'Cybersquatting' criminals profit on big brand name products

By Mani Raj

Advertisers are spending more money online but big brand name firms are losing their reputation, customers and millions of dollars in sales, to shady marketers.

According to a report by MarkMonitor, deceptive marketing tactics to build traffic for rogue sites to sell fake branded products rose 17%, last year.

These shady marketers are using so-called cybersquatting to digitally steal credit card information, generate clicks on ads to skim revenue from online ad networks or to sell fake products like pharmaceuticals or expensive handbags.

These rogue marketers target electronics, sports apparel, luxury brands and pharmaceutical brands the most.
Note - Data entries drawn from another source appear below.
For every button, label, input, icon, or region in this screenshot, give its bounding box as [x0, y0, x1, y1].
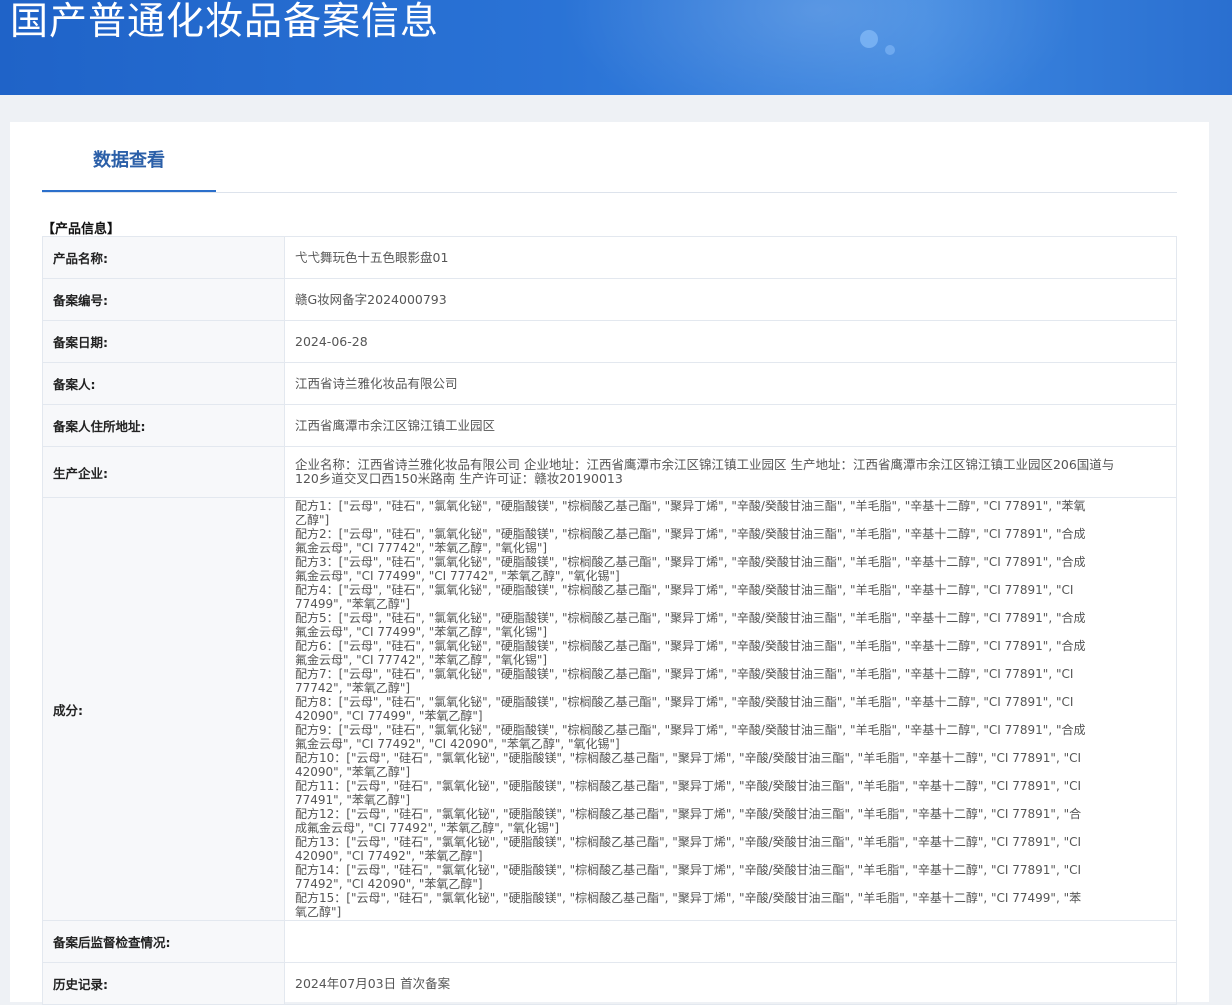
field-label: 成分: [42, 497, 285, 921]
formula-item: 配方10：["云母", "硅石", "氯氧化铋", "硬脂酸镁", "棕榈酸乙基… [295, 751, 1082, 779]
table-row: 历史记录: 2024年07月03日 首次备案 [42, 962, 1177, 1005]
field-label: 备案日期: [42, 320, 285, 363]
tab-data-view[interactable]: 数据查看 [42, 122, 216, 192]
formula-item: 配方4：["云母", "硅石", "氯氧化铋", "硬脂酸镁", "棕榈酸乙基己… [295, 583, 1074, 611]
field-value [284, 920, 1177, 963]
page-banner: 国产普通化妆品备案信息 [0, 0, 1232, 95]
page-title: 国产普通化妆品备案信息 [10, 0, 440, 43]
field-value: 江西省诗兰雅化妆品有限公司 [284, 362, 1177, 405]
formula-item: 配方12：["云母", "硅石", "氯氧化铋", "硬脂酸镁", "棕榈酸乙基… [295, 807, 1082, 835]
formula-item: 配方14：["云母", "硅石", "氯氧化铋", "硬脂酸镁", "棕榈酸乙基… [295, 863, 1082, 891]
table-row: 生产企业: 企业名称：江西省诗兰雅化妆品有限公司 企业地址：江西省鹰潭市余江区锦… [42, 446, 1177, 498]
formula-item: 配方2：["云母", "硅石", "氯氧化铋", "硬脂酸镁", "棕榈酸乙基己… [295, 527, 1086, 555]
banner-dot [860, 30, 878, 48]
formula-item: 配方1：["云母", "硅石", "氯氧化铋", "硬脂酸镁", "棕榈酸乙基己… [295, 499, 1086, 527]
field-value: 企业名称：江西省诗兰雅化妆品有限公司 企业地址：江西省鹰潭市余江区锦江镇工业园区… [284, 446, 1177, 498]
formula-item: 配方7：["云母", "硅石", "氯氧化铋", "硬脂酸镁", "棕榈酸乙基己… [295, 667, 1074, 695]
formula-item: 配方5：["云母", "硅石", "氯氧化铋", "硬脂酸镁", "棕榈酸乙基己… [295, 611, 1086, 639]
field-label: 备案编号: [42, 278, 285, 321]
tab-bar: 数据查看 [42, 122, 1177, 193]
ingredients-list: 配方1：["云母", "硅石", "氯氧化铋", "硬脂酸镁", "棕榈酸乙基己… [284, 497, 1177, 921]
field-value: 2024年07月03日 首次备案 [284, 962, 1177, 1005]
formula-item: 配方15：["云母", "硅石", "氯氧化铋", "硬脂酸镁", "棕榈酸乙基… [295, 891, 1082, 919]
formula-item: 配方13：["云母", "硅石", "氯氧化铋", "硬脂酸镁", "棕榈酸乙基… [295, 835, 1082, 863]
table-row: 备案后监督检查情况: [42, 920, 1177, 963]
formula-item: 配方11：["云母", "硅石", "氯氧化铋", "硬脂酸镁", "棕榈酸乙基… [295, 779, 1082, 807]
field-label: 备案人住所地址: [42, 404, 285, 447]
section-title: 【产品信息】 [42, 222, 121, 237]
table-row: 备案编号: 赣G妆网备字2024000793 [42, 278, 1177, 321]
field-label: 备案人: [42, 362, 285, 405]
field-value: 江西省鹰潭市余江区锦江镇工业园区 [284, 404, 1177, 447]
table-row: 备案日期: 2024-06-28 [42, 320, 1177, 363]
banner-decoration [560, 0, 1080, 95]
table-row: 产品名称: 弋弋舞玩色十五色眼影盘01 [42, 236, 1177, 279]
content-card: 数据查看 【产品信息】 产品名称: 弋弋舞玩色十五色眼影盘01 备案编号: 赣G… [10, 122, 1209, 1005]
field-label: 历史记录: [42, 962, 285, 1005]
table-row: 成分: 配方1：["云母", "硅石", "氯氧化铋", "硬脂酸镁", "棕榈… [42, 497, 1177, 921]
formula-item: 配方6：["云母", "硅石", "氯氧化铋", "硬脂酸镁", "棕榈酸乙基己… [295, 639, 1086, 667]
field-value: 赣G妆网备字2024000793 [284, 278, 1177, 321]
field-value: 弋弋舞玩色十五色眼影盘01 [284, 236, 1177, 279]
formula-item: 配方8：["云母", "硅石", "氯氧化铋", "硬脂酸镁", "棕榈酸乙基己… [295, 695, 1074, 723]
field-value: 2024-06-28 [284, 320, 1177, 363]
banner-dot [885, 45, 895, 55]
table-row: 备案人: 江西省诗兰雅化妆品有限公司 [42, 362, 1177, 405]
field-label: 生产企业: [42, 446, 285, 498]
field-label: 备案后监督检查情况: [42, 920, 285, 963]
field-label: 产品名称: [42, 236, 285, 279]
formula-item: 配方3：["云母", "硅石", "氯氧化铋", "硬脂酸镁", "棕榈酸乙基己… [295, 555, 1086, 583]
product-info-table: 产品名称: 弋弋舞玩色十五色眼影盘01 备案编号: 赣G妆网备字20240007… [42, 236, 1177, 1005]
table-row: 备案人住所地址: 江西省鹰潭市余江区锦江镇工业园区 [42, 404, 1177, 447]
formula-item: 配方9：["云母", "硅石", "氯氧化铋", "硬脂酸镁", "棕榈酸乙基己… [295, 723, 1086, 751]
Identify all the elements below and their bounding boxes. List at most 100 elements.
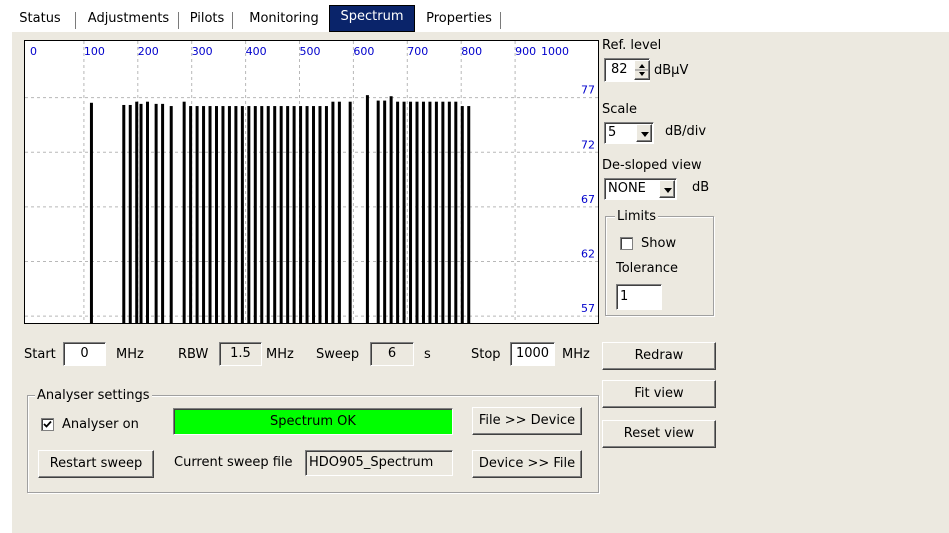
spectrum-bar xyxy=(460,106,464,323)
spectrum-bar xyxy=(182,101,186,323)
tab-pilots[interactable]: Pilots xyxy=(181,9,233,31)
spectrum-bar xyxy=(421,101,425,323)
spectrum-bar xyxy=(128,104,132,323)
spectrum-bar xyxy=(286,106,290,323)
ref-level-spinner[interactable] xyxy=(634,60,650,80)
spectrum-bar xyxy=(305,106,309,323)
tolerance-label: Tolerance xyxy=(616,261,678,276)
spectrum-bar xyxy=(214,106,218,323)
y-tick-label: 72 xyxy=(581,138,595,151)
stop-unit: MHz xyxy=(562,347,590,362)
desloped-select[interactable]: NONE xyxy=(604,178,677,200)
desloped-label: De-sloped view xyxy=(602,158,702,173)
analyser-on-checkbox[interactable] xyxy=(41,418,54,431)
spectrum-bar xyxy=(324,106,328,323)
x-tick-label: 800 xyxy=(461,45,482,58)
spectrum-bar xyxy=(402,101,406,323)
chevron-down-icon[interactable] xyxy=(636,124,652,142)
limits-group-label: Limits xyxy=(615,209,658,224)
tab-properties[interactable]: Properties xyxy=(417,9,501,31)
spectrum-bar xyxy=(396,101,400,323)
spectrum-bar xyxy=(253,106,257,323)
sweep-label: Sweep xyxy=(316,347,360,362)
start-input[interactable]: 0 xyxy=(63,342,106,366)
tab-adjustments[interactable]: Adjustments xyxy=(78,9,179,31)
spectrum-bar xyxy=(415,101,419,323)
rbw-label: RBW xyxy=(178,347,209,362)
spectrum-bar xyxy=(234,106,238,323)
file-to-device-button[interactable]: File >> Device xyxy=(472,407,582,435)
spectrum-chart[interactable]: 0 100 200 300 400 500 600 700 800 900 1000 77 72 67 6… xyxy=(24,40,599,324)
restart-sweep-button[interactable]: Restart sweep xyxy=(38,450,154,478)
sweep-file-label: Current sweep file xyxy=(174,455,293,470)
spectrum-bar xyxy=(454,101,458,323)
spectrum-bar xyxy=(221,106,225,323)
spectrum-bar xyxy=(376,100,380,323)
spectrum-bar xyxy=(122,104,126,323)
reset-view-button[interactable]: Reset view xyxy=(602,420,716,448)
spectrum-bar xyxy=(146,101,150,323)
sweep-time-value: 6 xyxy=(370,342,414,366)
spectrum-bar xyxy=(189,106,193,323)
device-to-file-button[interactable]: Device >> File xyxy=(472,450,582,478)
spectrum-bar xyxy=(202,106,206,323)
x-tick-label: 0 xyxy=(30,45,37,58)
redraw-button[interactable]: Redraw xyxy=(602,342,716,370)
spectrum-bar xyxy=(447,101,451,323)
stop-label: Stop xyxy=(471,347,501,362)
spectrum-bar xyxy=(139,103,143,323)
y-tick-label: 57 xyxy=(581,302,595,315)
rbw-value: 1.5 xyxy=(219,342,262,366)
checkmark-icon xyxy=(43,420,52,428)
chevron-down-icon[interactable] xyxy=(659,180,675,198)
tab-monitoring[interactable]: Monitoring xyxy=(241,9,327,31)
spectrum-bar xyxy=(428,101,432,323)
spectrum-bar xyxy=(389,96,393,323)
spectrum-bar xyxy=(195,106,199,323)
limits-show-checkbox[interactable] xyxy=(620,237,633,250)
x-tick-label: 100 xyxy=(84,45,105,58)
x-tick-label: 200 xyxy=(138,45,159,58)
scale-label: Scale xyxy=(602,102,637,117)
x-tick-label: 700 xyxy=(407,45,428,58)
ref-level-unit: dBµV xyxy=(654,63,689,78)
spectrum-bar xyxy=(292,106,296,323)
spectrum-bar xyxy=(161,103,165,323)
spectrum-bar xyxy=(154,103,158,323)
fit-view-button[interactable]: Fit view xyxy=(602,380,716,408)
x-tick-label: 400 xyxy=(246,45,267,58)
tolerance-input[interactable]: 1 xyxy=(616,284,662,310)
spectrum-bar xyxy=(441,101,445,323)
scale-value: 5 xyxy=(608,125,617,140)
spectrum-bar xyxy=(299,106,303,323)
sweep-unit: s xyxy=(424,347,431,362)
sweep-file-value: HDO905_Spectrum xyxy=(305,450,453,476)
x-tick-label: 600 xyxy=(353,45,374,58)
scale-unit: dB/div xyxy=(665,124,707,139)
spectrum-bar xyxy=(273,106,277,323)
x-tick-label: 300 xyxy=(192,45,213,58)
analyser-on-label: Analyser on xyxy=(62,417,139,432)
spectrum-status: Spectrum OK xyxy=(173,408,453,435)
y-tick-label: 67 xyxy=(581,193,595,206)
spectrum-bar xyxy=(467,106,471,323)
spectrum-bar xyxy=(266,106,270,323)
spectrum-bar xyxy=(331,101,335,323)
spectrum-bar xyxy=(135,101,139,323)
y-tick-label: 62 xyxy=(581,247,595,260)
x-tick-label: 500 xyxy=(300,45,321,58)
stop-input[interactable]: 1000 xyxy=(510,342,555,366)
tab-spectrum[interactable]: Spectrum xyxy=(329,5,415,32)
start-unit: MHz xyxy=(116,347,144,362)
desloped-value: NONE xyxy=(608,181,646,196)
tab-status[interactable]: Status xyxy=(4,9,76,31)
spectrum-bar xyxy=(169,106,173,323)
spectrum-bar xyxy=(227,106,231,323)
spectrum-bar xyxy=(312,106,316,323)
ref-level-label: Ref. level xyxy=(602,38,662,53)
analyser-settings-label: Analyser settings xyxy=(35,388,152,403)
scale-select[interactable]: 5 xyxy=(604,122,654,144)
spectrum-bar xyxy=(337,101,341,323)
spectrum-bar xyxy=(348,101,352,323)
rbw-unit: MHz xyxy=(266,347,294,362)
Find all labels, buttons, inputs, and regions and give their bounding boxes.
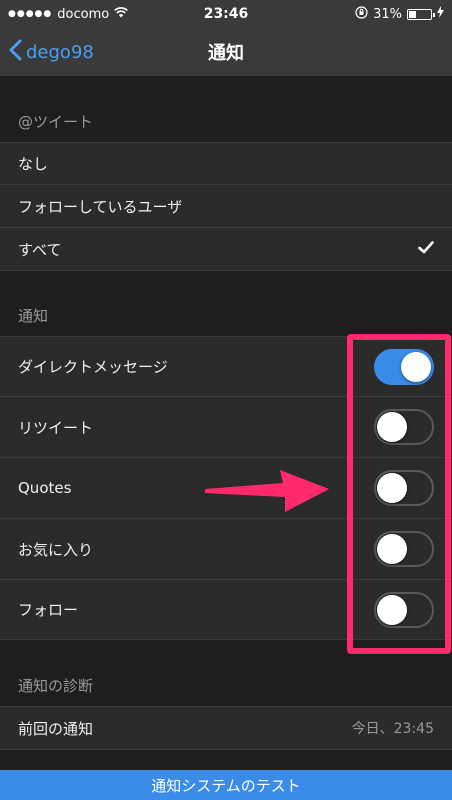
carrier-label: docomo	[57, 6, 110, 22]
notify-label: お気に入り	[18, 540, 94, 559]
notify-row-retweet: リツイート	[0, 397, 452, 458]
notify-row-follow: フォロー	[0, 580, 452, 640]
notify-row-dm: ダイレクトメッセージ	[0, 336, 452, 397]
toggle-follow[interactable]	[374, 591, 434, 628]
notify-row-favorites: お気に入り	[0, 519, 452, 580]
toggle-retweet[interactable]	[374, 409, 434, 445]
section-header-tweets: @ツイート	[18, 113, 94, 131]
wifi-icon	[114, 6, 129, 22]
option-label: フォローしているユーザ	[18, 197, 183, 216]
signal-icon: ●●●●●	[8, 9, 53, 19]
checkmark-icon	[418, 240, 434, 258]
charging-icon	[437, 6, 444, 22]
toggle-quotes[interactable]	[374, 470, 434, 506]
toggle-knob	[377, 473, 407, 503]
notify-label: Quotes	[18, 479, 72, 497]
chevron-left-icon	[8, 39, 22, 66]
option-label: なし	[18, 155, 49, 173]
option-all[interactable]: すべて	[0, 228, 452, 271]
orientation-lock-icon	[355, 5, 368, 23]
nav-bar: dego98 通知	[0, 28, 452, 76]
last-notification-row: 前回の通知 今日、23:45	[0, 706, 452, 750]
toggle-favorites[interactable]	[374, 531, 434, 567]
option-following[interactable]: フォローしているユーザ	[0, 185, 452, 228]
toggle-knob	[377, 412, 407, 442]
toggle-dm[interactable]	[374, 348, 434, 385]
option-none[interactable]: なし	[0, 142, 452, 185]
battery-percent: 31%	[373, 6, 402, 22]
section-header-diagnostics: 通知の診断	[18, 677, 94, 695]
notify-row-quotes: Quotes	[0, 458, 452, 519]
option-label: すべて	[18, 240, 62, 259]
section-header-notifications: 通知	[18, 307, 49, 325]
toggle-knob	[377, 594, 407, 625]
status-bar: ●●●●● docomo 23:46 31%	[0, 0, 452, 28]
last-notification-value: 今日、23:45	[351, 721, 434, 737]
toggle-knob	[401, 351, 431, 382]
page-title: 通知	[208, 43, 244, 64]
notify-label: リツイート	[18, 418, 94, 437]
last-notification-label: 前回の通知	[18, 719, 94, 738]
back-label: dego98	[26, 41, 94, 63]
toggle-knob	[377, 534, 407, 564]
notify-label: ダイレクトメッセージ	[18, 358, 168, 376]
notify-label: フォロー	[18, 601, 79, 619]
test-notification-button[interactable]: 通知システムのテスト	[0, 770, 452, 800]
battery-icon	[407, 8, 435, 20]
back-button[interactable]: dego98	[8, 28, 94, 76]
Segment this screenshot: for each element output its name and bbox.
They cost these brand name companies about $175 billion worldwide in lost revenue.

The daily incidences of cybersquatting against 30 of the top global brands rose to 449,484 last year versus 382,246 in 2007. Recent study says that big brands are more vulnerable to infringement online compared to other media as 29.5% of the 300 companies reported brand infringement on the internet versus 22.6% in other media.

Despite the big loss suffered by companies to cyber criminals, few of them invest in protecting their brands online. The report said 52% of the companies spend less than $100,000 on brand protection each year. Only 2.7% of them said they spend $5 million or more.